Alnmouth Arts Festival – one of the most popular events of the year in north Northumberland – continues to go from strength to strength.
And 2014 was no exception as the event, on Saturday and Sunday, saw an estimated 3,500 people visit the seaside village over the weekend.
That meant it even surpassed last year’s record attendance, a fitting achievement for the tenth edition of the festival.
What’s more, it isn’t just the exhibitors who come away from the event satisfied, although many do say that it’s the best event in the calendar.
The festival and the village receive high praise from artists and visitors alike, while some of the businesses in the village say that they’ve had their best-ever weekend’s trading.
Katherine Renton, this year’s winner of the competition run with the Gazette to find the image for the festival’s poster and publicity material, described it as ‘a really positive experience from beginning to end’.
“The Festival Committee and the Gazette have been fantastic in supporting me from the moment I won the poster competition, back in November, to the very end of this festival weekend,” she said.
“It has been the perfect opportunity to showcase my recent paintings and the feedback has been amazing – so many people from near and far who really took the time to look carefully and chat about my work.
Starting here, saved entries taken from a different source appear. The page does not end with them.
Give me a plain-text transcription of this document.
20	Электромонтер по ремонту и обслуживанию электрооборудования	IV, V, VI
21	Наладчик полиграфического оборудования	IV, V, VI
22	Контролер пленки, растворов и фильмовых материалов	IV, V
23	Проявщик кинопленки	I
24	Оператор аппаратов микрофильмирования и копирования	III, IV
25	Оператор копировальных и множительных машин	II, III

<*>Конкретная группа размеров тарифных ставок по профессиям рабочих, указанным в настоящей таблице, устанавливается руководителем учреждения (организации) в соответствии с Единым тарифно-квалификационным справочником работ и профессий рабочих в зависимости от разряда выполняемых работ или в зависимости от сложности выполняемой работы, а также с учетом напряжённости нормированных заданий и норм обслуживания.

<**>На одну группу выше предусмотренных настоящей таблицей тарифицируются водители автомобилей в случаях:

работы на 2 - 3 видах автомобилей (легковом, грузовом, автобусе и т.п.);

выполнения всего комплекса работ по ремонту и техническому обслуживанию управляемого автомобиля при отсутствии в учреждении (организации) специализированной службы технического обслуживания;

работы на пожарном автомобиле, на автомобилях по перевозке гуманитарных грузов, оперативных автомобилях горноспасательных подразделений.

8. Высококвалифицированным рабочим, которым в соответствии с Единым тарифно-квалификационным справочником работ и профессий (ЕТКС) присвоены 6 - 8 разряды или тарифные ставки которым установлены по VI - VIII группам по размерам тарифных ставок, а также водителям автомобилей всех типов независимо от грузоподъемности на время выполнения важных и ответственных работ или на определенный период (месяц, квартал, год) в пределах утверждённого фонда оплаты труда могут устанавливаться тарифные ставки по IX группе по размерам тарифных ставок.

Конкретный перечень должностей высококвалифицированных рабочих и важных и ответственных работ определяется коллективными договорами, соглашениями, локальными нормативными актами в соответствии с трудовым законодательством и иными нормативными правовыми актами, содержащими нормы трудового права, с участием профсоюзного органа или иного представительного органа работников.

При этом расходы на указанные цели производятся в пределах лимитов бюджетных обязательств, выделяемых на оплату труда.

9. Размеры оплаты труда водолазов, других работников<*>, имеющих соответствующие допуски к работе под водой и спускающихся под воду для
A truly wonderful weekend.”
Among the other exhibitors were the poster artists from 2012 and 2013 – Hipsburn’s Francesca Simpson and Jane Jackson, from Rock.
“I look forward to the Arts Festival every year,” said Francesca. “It’s always so well organised and well attended – it’s a fantastic opportunity for local artists to display and sell their work and meet lots of new people.”
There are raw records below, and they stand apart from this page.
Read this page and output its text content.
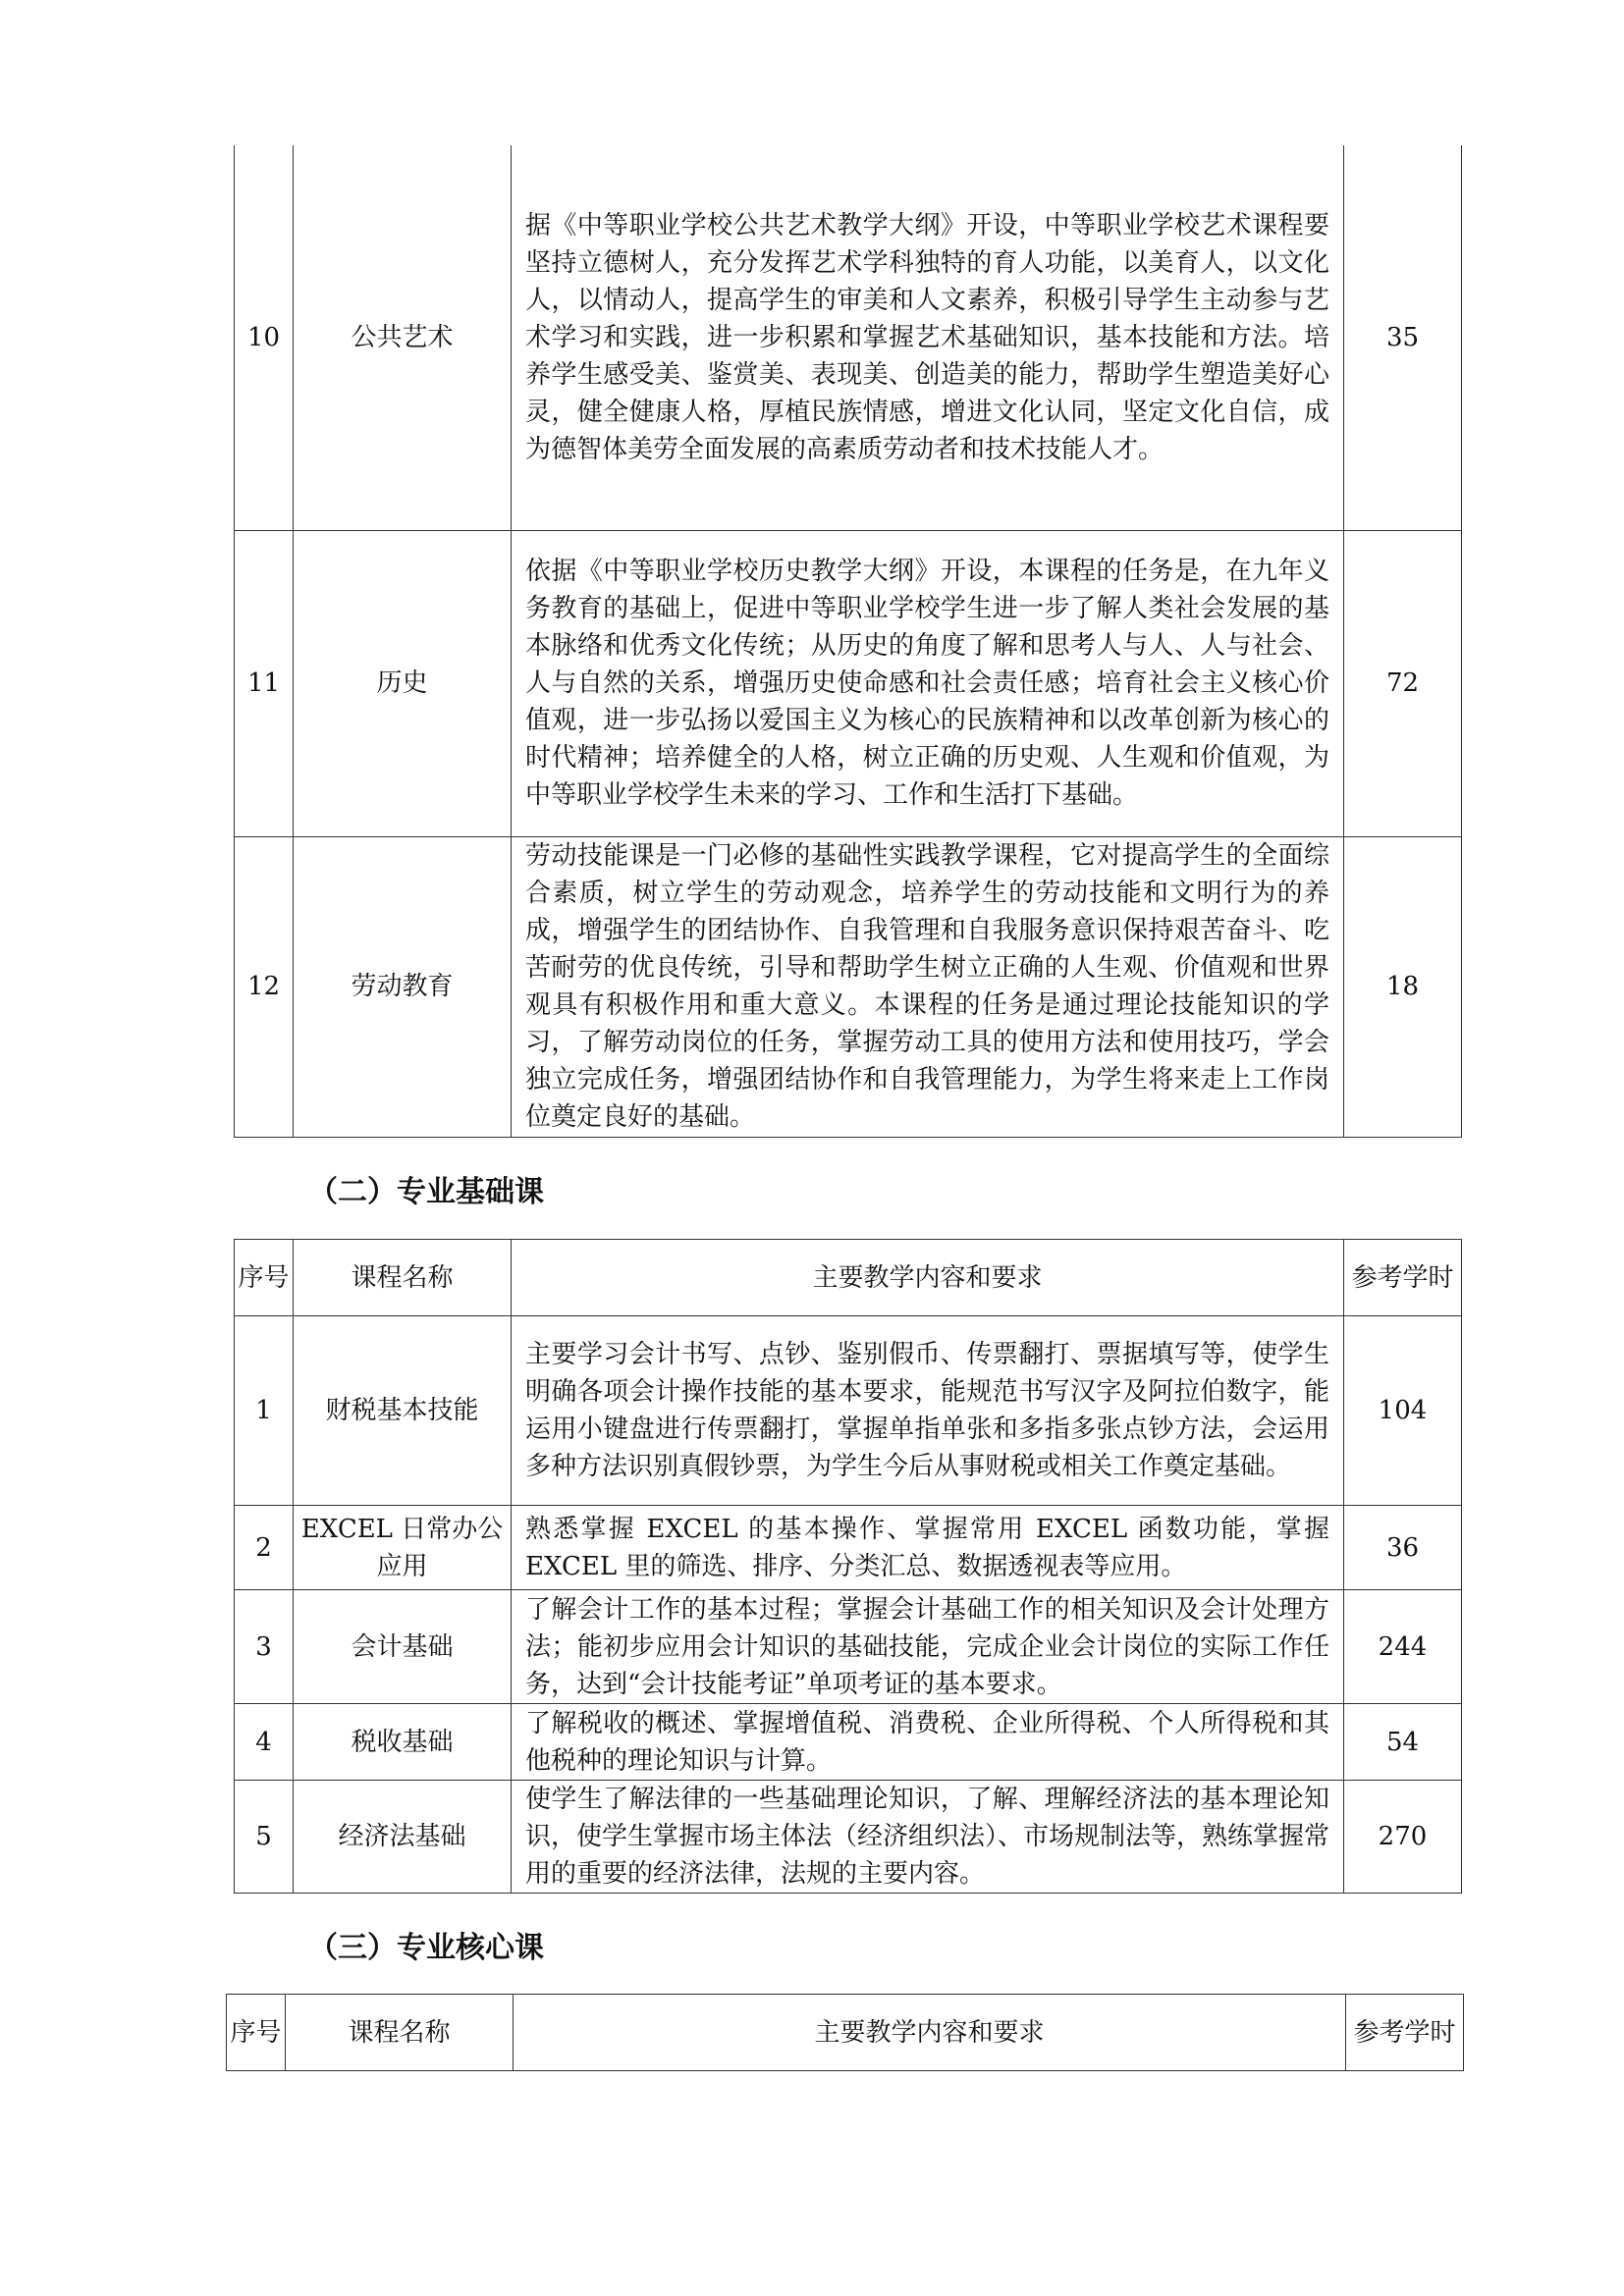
10	公共艺术	据《中等职业学校公共艺术教学大纲》开设，中等职业学校艺术课程要坚持立德树人，充分发挥艺术学科独特的育人功能，以美育人，以文化人，以情动人，提高学生的审美和人文素养，积极引导学生主动参与艺术学习和实践，进一步积累和掌握艺术基础知识，基本技能和方法。培养学生感受美、鉴赏美、表现美、创造美的能力，帮助学生塑造美好心灵，健全健康人格，厚植民族情感，增进文化认同，坚定文化自信，成为德智体美劳全面发展的高素质劳动者和技术技能人才。	35
11	历史	依据《中等职业学校历史教学大纲》开设，本课程的任务是，在九年义务教育的基础上，促进中等职业学校学生进一步了解人类社会发展的基本脉络和优秀文化传统；从历史的角度了解和思考人与人、人与社会、人与自然的关系，增强历史使命感和社会责任感；培育社会主义核心价值观，进一步弘扬以爱国主义为核心的民族精神和以改革创新为核心的时代精神；培养健全的人格，树立正确的历史观、人生观和价值观，为中等职业学校学生未来的学习、工作和生活打下基础。	72
12	劳动教育	劳动技能课是一门必修的基础性实践教学课程，它对提高学生的全面综合素质，树立学生的劳动观念，培养学生的劳动技能和文明行为的养成，增强学生的团结协作、自我管理和自我服务意识保持艰苦奋斗、吃苦耐劳的优良传统，引导和帮助学生树立正确的人生观、价值观和世界观具有积极作用和重大意义。本课程的任务是通过理论技能知识的学习，了解劳动岗位的任务，掌握劳动工具的使用方法和使用技巧，学会独立完成任务，增强团结协作和自我管理能力，为学生将来走上工作岗位奠定良好的基础。	18
（二）专业基础课
序号	课程名称	主要教学内容和要求	参考学时
1	财税基本技能	主要学习会计书写、点钞、鉴别假币、传票翻打、票据填写等，使学生明确各项会计操作技能的基本要求，能规范书写汉字及阿拉伯数字，能运用小键盘进行传票翻打，掌握单指单张和多指多张点钞方法，会运用多种方法识别真假钞票，为学生今后从事财税或相关工作奠定基础。	104
2	EXCEL 日常办公应用	熟悉掌握 EXCEL 的基本操作、掌握常用 EXCEL 函数功能，掌握 EXCEL 里的筛选、排序、分类汇总、数据透视表等应用。	36
3	会计基础	了解会计工作的基本过程；掌握会计基础工作的相关知识及会计处理方法；能初步应用会计知识的基础技能，完成企业会计岗位的实际工作任务，达到“会计技能考证”单项考证的基本要求。	244
4	税收基础	了解税收的概述、掌握增值税、消费税、企业所得税、个人所得税和其他税种的理论知识与计算。	54
5	经济法基础	使学生了解法律的一些基础理论知识，了解、理解经济法的基本理论知识，使学生掌握市场主体法（经济组织法）、市场规制法等，熟练掌握常用的重要的经济法律，法规的主要内容。	270
（三）专业核心课
序号	课程名称	主要教学内容和要求	参考学时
The festival hosts a range of artists, photographers and craft-workers in a range of mediums with some demonstrating the techniques used and allowing visitors to have a go.
Alex Chylak, from Alnwick, who brought his potter’s wheel to the festival and invited the public to throw a pot, said: “This is one of the best weekends we’ve ever had.
“There have been people from age five to 70 trying their hand.”
With the majority of the exhibitors coming from ‘twixt Tyne and Tweed, the landscapes of the North East and the Northumberland coastline feature heavily, but there are plenty of people doing things a little differently too.
One exhibit which particularly caught my eye later on Sunday afternoon, when there were still hordes of people looking around despite the imminent close, was Sarah Moor’s Lateral Marks.
Born out of an online project through photographic social-media site Instagram, Sarah was displaying hundreds of Polaroid-style pictures of the same thing – Alnmouth’s beach triangle.
Every one was different, taken from different angles in different lights and weathers with a brief caption or description to accompany it. See @moorstours on Instagram or Twitter.
Also over the weekend, there were free children’s activities in Pease Park on both days, while Saturday saw the park host a barbecue and music evening.